Breaking News: Emirates Suspends Flight Operations to Nigeria
Less than three weeks after announcing the reduction of flight frequencies to Nigeria due to unremitted funds, Emirates has announced that it will stop flights into and out of Nigeria with effect from 1 September, 2022.
The airline disclosed this development in a statement issued on Thursday.
The statement read ”Emirates has tried every avenue to address our ongoing challenges in repatriating funds from Nigeria, and we have made considerable efforts to initiate dialogue with the relevant authorities for their urgent intervention to help find a viable solution.
”Regrettably, there has been no progress. Therefore, Emirates has taken the difficult decision to suspend all flights to and from Nigeria, effective September 1 2022, to limit further losses and impact on our operational costs that continue to accumulate in the market.
”We sincerely regret the inconvenience caused to our customers, however the circumstances are beyond our control at this stage. We will be working to help impacted customers make alternative travel arrangements wherever possible.

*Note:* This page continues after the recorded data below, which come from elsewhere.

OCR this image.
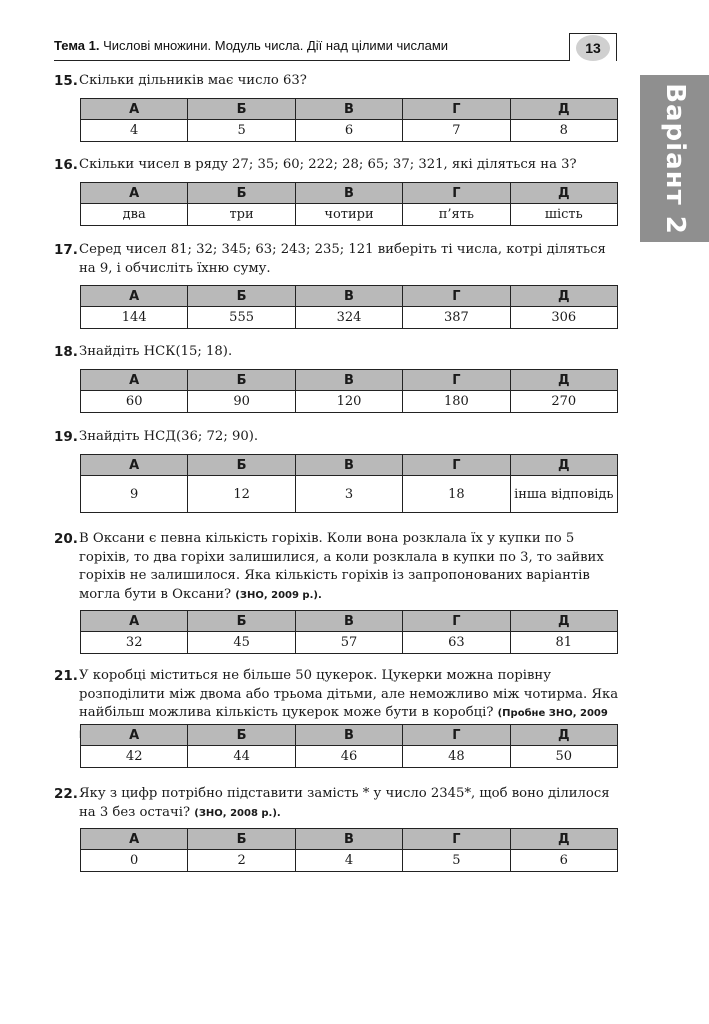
Тема 1. Числові множини. Модуль числа. Дії над цілими числами	13
Варіант 2

15. Скільки дільників має число 63?

А	Б	В	Г	Д
4	5	6	7	8

16. Скільки чисел в ряду 27; 35; 60; 222; 28; 65; 37; 321, які діляться на 3?

А	Б	В	Г	Д
два	три	чотири	п’ять	шість

17. Серед чисел 81; 32; 345; 63; 243; 235; 121 виберіть ті числа, котрі діляться на 9, і обчисліть їхню суму.

А	Б	В	Г	Д
144	555	324	387	306

18. Знайдіть НСК(15; 18).

А	Б	В	Г	Д
60	90	120	180	270

19. Знайдіть НСД(36; 72; 90).

А	Б	В	Г	Д
9	12	3	18	інша відповідь

20. В Оксани є певна кількість горіхів. Коли вона розклала їх у купки по 5 горіхів, то два горіхи залишилися, а коли розклала в купки по 3, то зайвих горіхів не залишилося. Яка кількість горіхів із запропонованих варіантів могла бути в Оксани? (ЗНО, 2009 р.).

А	Б	В	Г	Д
32	45	57	63	81

21. У коробці міститься не більше 50 цукерок. Цукерки можна порівну розподілити між двома або трьома дітьми, але неможливо між чотирма. Яка найбільш можлива кількість цукерок може бути в коробці? (Пробне ЗНО, 2009

А	Б	В	Г	Д
42	44	46	48	50

22. Яку з цифр потрібно підставити замість * у число 2345*, щоб воно ділилося на 3 без остачі? (ЗНО, 2008 р.).

А	Б	В	Г	Д
0	2	4	5	6
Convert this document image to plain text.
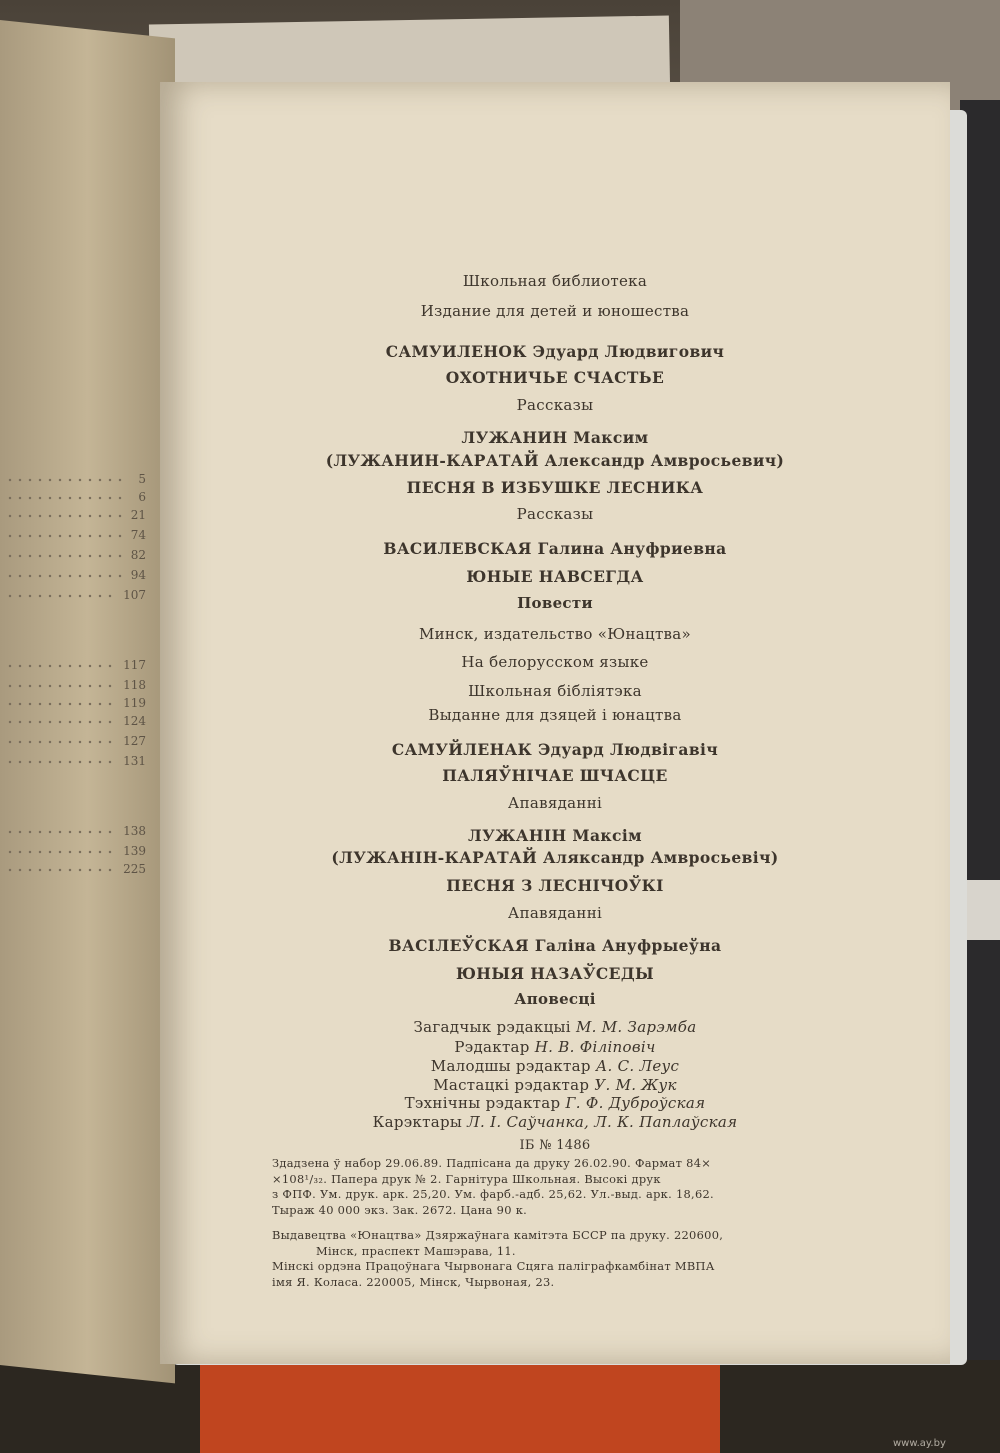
5
6
21
74
82
94
107
117
118
119
124
127
131
138
139
225
Школьная библиотека
Издание для детей и юношества
САМУИЛЕНОК Эдуард Людвигович
ОХОТНИЧЬЕ СЧАСТЬЕ
Рассказы
ЛУЖАНИН Максим
(ЛУЖАНИН-КАРАТАЙ Александр Амвросьевич)
ПЕСНЯ В ИЗБУШКЕ ЛЕСНИКА
Рассказы
ВАСИЛЕВСКАЯ Галина Ануфриевна
ЮНЫЕ НАВСЕГДА
Повести
Минск, издательство «Юнацтва»
На белорусском языке
Школьная бібліятэка
Выданне для дзяцей і юнацтва
САМУЙЛЕНАК Эдуард Людвігавіч
ПАЛЯЎНІЧАЕ ШЧАСЦЕ
Апавяданні
ЛУЖАНІН Максім
(ЛУЖАНІН-КАРАТАЙ Аляксандр Амвросьевіч)
ПЕСНЯ З ЛЕСНІЧОЎКІ
Апавяданні
ВАСІЛЕЎСКАЯ Галіна Ануфрыеўна
ЮНЫЯ НАЗАЎСЕДЫ
Аповесці
Загадчык рэдакцыі М. М. Зарэмба
Рэдактар Н. В. Філіповіч
Малодшы рэдактар А. С. Леус
Мастацкі рэдактар У. М. Жук
Тэхнічны рэдактар Г. Ф. Дуброўская
Карэктары Л. І. Саўчанка, Л. К. Паплаўская
ІБ № 1486
Здадзена ў набор 29.06.89. Падпісана да друку 26.02.90. Фармат 84×
×108¹/₃₂. Папера друк № 2. Гарнітура Школьная. Высокі друк
з ФПФ. Ум. друк. арк. 25,20. Ум. фарб.-адб. 25,62. Ул.-выд. арк. 18,62.
Тыраж 40 000 экз. Зак. 2672. Цана 90 к.
Выдавецтва «Юнацтва» Дзяржаўнага камітэта БССР па друку. 220600,
Мінск, праспект Машэрава, 11.
Мінскі ордэна Працоўнага Чырвонага Сцяга паліграфкамбінат МВПА
імя Я. Коласа. 220005, Мінск, Чырвоная, 23.
www.ay.by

”Should there be any positive developments in the coming days regarding Emirates’ blocked funds in Nigeria, we will of course re-evaluate our decision. We remain keen to serve Nigeria, and our operations provide much needed connectivity for Nigerian travellers, providing access to trade and tourism opportunities to Dubai and to our broader network of over 130 destinations.”
Recall that Emirates had announced that it would, with effect from 15 August 2022, reduce flight frequency to Lagos from 11 per week to 7 per week. The airline said it had no choice but to take this action to mitigate the continued losses it was experiencing as a result of funds being blocked in Nigeria.
In a letter addressed to Nigeria’s Minister of Aviation in July, Emirates said it had $ 85 million of funds awaiting repatriation from Nigeria as of July, 2022. It said the figure had been rising by more than $10 million every month, while the operational costs of its 11 weekly flights to Lagos and 5 to Abuja continued to rise.
In addition to an acute shortage of aviation fuel, Nigeria has been grappling with very high forex exchange rates, with $1 exchanging for as high as N700. It's estimated that $600 million of more than 20 foreign airlines has been trapped in Nigeria in 2021 alone.